Create a Schema.ini file in the same folder; it can have multiple sections to define various CSVs in that folder. If there is a Schema.INI in the same folder as the CSV and it has an entry for your CSV, OleDB will automatically use it (nothing special to do).
The Schema.INI entry for the above data may look like this:
[Capitals.CSV]
ColNameHeader=True
CharacterSet=1252
Format=CSVDelimited
TextDelimiter="
Col1="Country" Text Width 254
Col2="Capital City" Text Width 254
Col3="Population" Single
Col4="Fake" Text Width 254
OleDb will use these definitions when reading that file, resulting in a string of dashes for the "Fake" column in the output:
One additional benefit (among many) of using a Schema.INI is that you can name the columns there rather than using or aliasing F1, F2, F3 etc. The SQL for that output was just "SELECT * FROM Capitals.CSV"
Tip (for others to come): to specify UTF8 as the character set, use CharacterSet=65001
in the schema.
For more information see
- Schema.ini Text File Driver
- Code Page Identifiers
You could use Sebastien Lorion's fast CSV reader.

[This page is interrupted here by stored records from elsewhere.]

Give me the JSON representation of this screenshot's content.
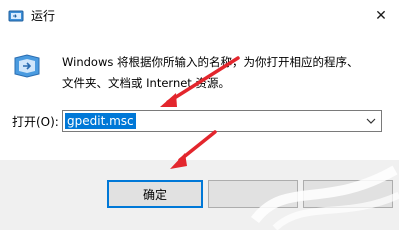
{
  "window": {
    "title": "运行",
    "close_icon": "close-icon",
    "app_icon": "run-app-icon"
  },
  "dialog": {
    "icon": "run-dialog-icon",
    "description": "Windows 将根据你所输入的名称，为你打开相应的程序、\n文件夹、文档或 Internet 资源。",
    "open_label": "打开(O):",
    "open_value": "gpedit.msc",
    "dropdown_icon": "chevron-down-icon"
  },
  "buttons": {
    "ok_label": "确定",
    "cancel_label": "",
    "browse_label": ""
  },
  "colors": {
    "accent": "#0078d7",
    "arrow": "#e3262d",
    "footer_bg": "#f0f0f0"
  }
}
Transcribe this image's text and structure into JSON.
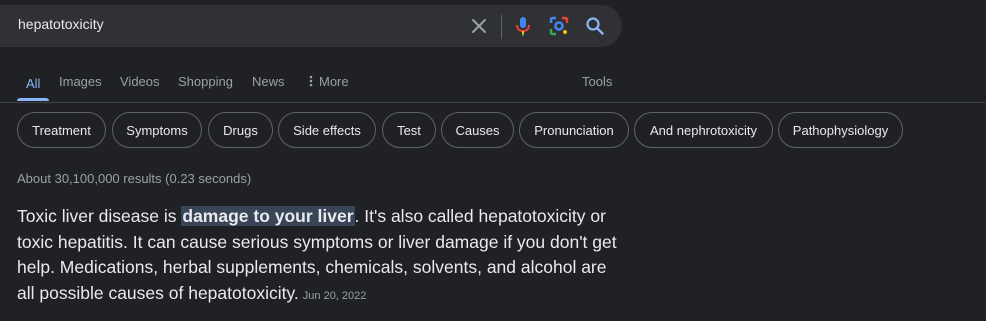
{
  "search": {
    "query": "hepatotoxicity"
  },
  "icons": {
    "clear": "close-icon",
    "voice": "microphone-icon",
    "lens": "lens-icon",
    "search": "search-icon"
  },
  "colors": {
    "background": "#202124",
    "searchbox": "#303134",
    "accent": "#8ab4f8",
    "highlight": "#394457"
  },
  "tabs": {
    "all": "All",
    "images": "Images",
    "videos": "Videos",
    "shopping": "Shopping",
    "news": "News",
    "more": "More",
    "tools": "Tools"
  },
  "chips": [
    "Treatment",
    "Symptoms",
    "Drugs",
    "Side effects",
    "Test",
    "Causes",
    "Pronunciation",
    "And nephrotoxicity",
    "Pathophysiology"
  ],
  "result_stats": "About 30,100,000 results (0.23 seconds)",
  "snippet": {
    "before": "Toxic liver disease is ",
    "highlight": "damage to your liver",
    "after": ". It's also called hepatotoxicity or toxic hepatitis. It can cause serious symptoms or liver damage if you don't get help. Medications, herbal supplements, chemicals, solvents, and alcohol are all possible causes of hepatotoxicity.",
    "date": "Jun 20, 2022"
  }
}
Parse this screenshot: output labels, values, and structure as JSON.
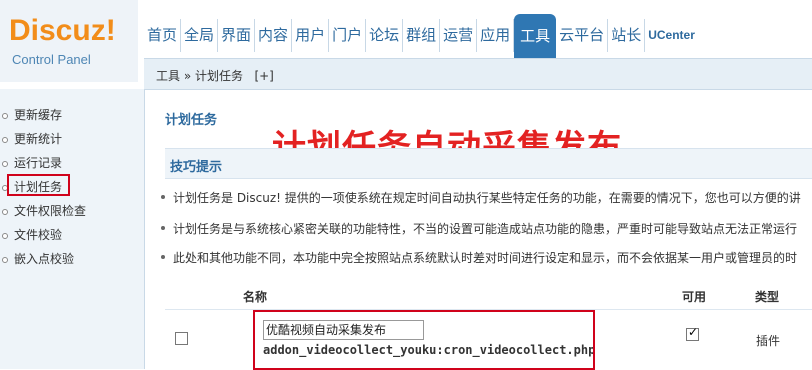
{
  "logo": {
    "brand": "Discuz!",
    "sub": "Control Panel"
  },
  "nav": {
    "items": [
      "首页",
      "全局",
      "界面",
      "内容",
      "用户",
      "门户",
      "论坛",
      "群组",
      "运营",
      "应用",
      "工具",
      "云平台",
      "站长",
      "UCenter"
    ],
    "active": "工具"
  },
  "breadcrumb": {
    "text": "工具 » 计划任务",
    "expand": "[+]"
  },
  "sidebar": {
    "items": [
      "更新缓存",
      "更新统计",
      "运行记录",
      "计划任务",
      "文件权限检查",
      "文件校验",
      "嵌入点校验"
    ],
    "active": "计划任务"
  },
  "main": {
    "title": "计划任务",
    "overlay_caption": "计划任务自动采集发布",
    "tips_title": "技巧提示",
    "tips": [
      "计划任务是 Discuz! 提供的一项使系统在规定时间自动执行某些特定任务的功能，在需要的情况下，您也可以方便的讲",
      "计划任务是与系统核心紧密关联的功能特性，不当的设置可能造成站点功能的隐患，严重时可能导致站点无法正常运行",
      "此处和其他功能不同，本功能中完全按照站点系统默认时差对时间进行设定和显示，而不会依据某一用户或管理员的时"
    ],
    "table": {
      "headers": {
        "name": "名称",
        "available": "可用",
        "type": "类型"
      },
      "rows": [
        {
          "name_value": "优酷视频自动采集发布",
          "file": "addon_videocollect_youku:cron_videocollect.php",
          "available": true,
          "available_mark": "✓",
          "type": "插件"
        }
      ]
    }
  },
  "colors": {
    "accent": "#2f77b3",
    "highlight": "#d0021b",
    "logo": "#f28d1a"
  }
}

I've been using it for almost 10 years (the source code is available and there is a Nuget package available for it if you just want to load that).

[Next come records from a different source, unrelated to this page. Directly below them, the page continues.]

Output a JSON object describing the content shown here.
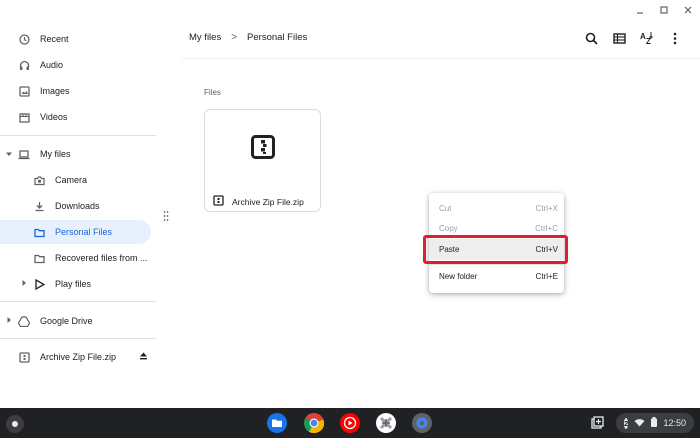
{
  "window_controls": [
    "minimize-icon",
    "maximize-icon",
    "close-icon"
  ],
  "sidebar": {
    "items": [
      {
        "label": "Recent",
        "icon": "clock-icon"
      },
      {
        "label": "Audio",
        "icon": "headphones-icon"
      },
      {
        "label": "Images",
        "icon": "image-icon"
      },
      {
        "label": "Videos",
        "icon": "film-icon"
      },
      {
        "label": "My files",
        "icon": "laptop-icon"
      },
      {
        "label": "Camera",
        "icon": "camera-icon"
      },
      {
        "label": "Downloads",
        "icon": "download-icon"
      },
      {
        "label": "Personal Files",
        "icon": "folder-icon",
        "active": true
      },
      {
        "label": "Recovered files from ...",
        "icon": "folder-icon"
      },
      {
        "label": "Play files",
        "icon": "play-store-icon"
      },
      {
        "label": "Google Drive",
        "icon": "drive-icon"
      },
      {
        "label": "Archive Zip File.zip",
        "icon": "archive-icon"
      }
    ]
  },
  "breadcrumb": {
    "root": "My files",
    "separator": ">",
    "current": "Personal Files"
  },
  "toolbar": [
    "search-icon",
    "list-view-icon",
    "sort-az-icon",
    "more-vert-icon"
  ],
  "content": {
    "section_label": "Files",
    "files": [
      {
        "name": "Archive Zip File.zip",
        "icon": "zip-icon"
      }
    ]
  },
  "context_menu": {
    "items": [
      {
        "label": "Cut",
        "shortcut": "Ctrl+X",
        "enabled": false
      },
      {
        "label": "Copy",
        "shortcut": "Ctrl+C",
        "enabled": false
      },
      {
        "label": "Paste",
        "shortcut": "Ctrl+V",
        "enabled": true,
        "highlighted": true
      },
      {
        "label": "New folder",
        "shortcut": "Ctrl+E",
        "enabled": true
      }
    ]
  },
  "shelf": {
    "apps": [
      "files-app-icon",
      "chrome-icon",
      "youtube-music-icon",
      "app-icon",
      "settings-icon"
    ],
    "tray": {
      "notification_count": "2",
      "time": "12:50"
    }
  },
  "colors": {
    "accent": "#1967d2",
    "active_bg": "#e8f0fe",
    "highlight_box": "#e01e2e",
    "shelf": "#202124"
  }
}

I'll include the links here to it and a code snippit that should get you what you want:
- Nuget - https://www.nuget.org/packages/LumenWorksCsvReader/
- Code Project Article on it: http://www.codeproject.com/Articles/9258/A-Fast-CSV-Reader
In this example I have the filename as an input like you do, you could also have a string, the stream, whatever you need:
''' <summary>
''' Uses Lumenworks Fast CSV reader to load a DataTable
''' </summary>
''' <param name="fileName"></param>
''' <returns></returns>
''' <remarks></remarks>
Public Function CsvToDataTable(fileName As String) As DataTable
Dim data As String = My.Computer.FileSystem.ReadAllText(fileName)
Dim dt As New DataTable
Using sr As New StringReader(data)
' The true indicates it has header values which can be used to access fields by their name, switch to
' false if the CSV doesn't have them
Using csv As New LumenWorks.Framework.IO.Csv.CsvReader(sr, True)
dt.Load(csv)
End Using
sr.Close()
End Using
Return dt
End Function